Francisco Ferreira alinha no mesmo discurso. “A situação actual é mais grave do que a percepção comum, mas tal é compreensível na medida em que a resiliência do clima leva a que a tradução do aquecimento global em impactes e consequências que poderão ser dramáticas demora o seu tempo”, diz. O ambientalista e investigador ainda não se cansou de propagar a imagem da panela a ferver. “Se colocarmos a mão numa panela que esteja a aquecer devagar aguentamo-la lá até à água estar bem quente; se mergulharmos a mão em água bem quente retiramo-la de imediato.”

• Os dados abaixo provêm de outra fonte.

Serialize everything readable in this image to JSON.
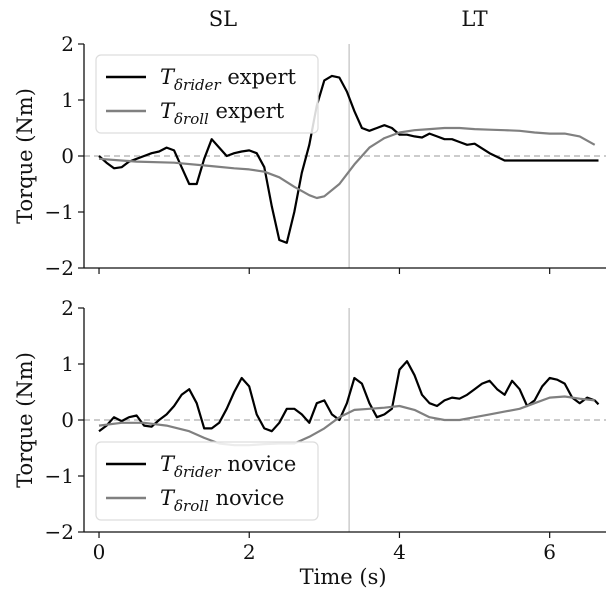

Um estudo divulgado no final de Fevereiro na revista científica PNAS analisou mais de duas mil milhões de publicações nas redes sociais e encontrou o efeito do “sapo a ferver”, ou seja, as pessoas estão a habituar-se às temperaturas historicamente extremas. Reza a história (um mito, já que cientificamente a experiência não se comprova) que um sapo colocado em água quente reage e salta fora do recipiente, mas se o colocarmos na água fria e formos aquecendo a água progressivamente, ele ficará parado, a cozer lentamente. O sapo seriamos nós, claro. Ao que tudo indica, a nossa curta memória em relação ao clima guarda apenas o que se passou nos últimos dois a oito anos e, assim, acaba por normalizar as condições extremas que vivemos.

A água (ainda) não está a ferver mas também não sabemos como desligar o lume. E a preocupação que pode existir em muitas pessoas esbarra numa certa impotência, defende Filipe Duarte Santos. Fala-se, por exemplo, na urgência de fazer uma transição energética, de deixarmos de consumir combustíveis fosseis, mas ainda não há alternativa. “Como é que me desloco? Tenho o meu carro, é muito confortável, tenho gasolina em vários postos espalhados pelas estradas fora. A questão ultrapassa a maior parte das pessoas. E essa maior parte desliga-se”, constata o físico.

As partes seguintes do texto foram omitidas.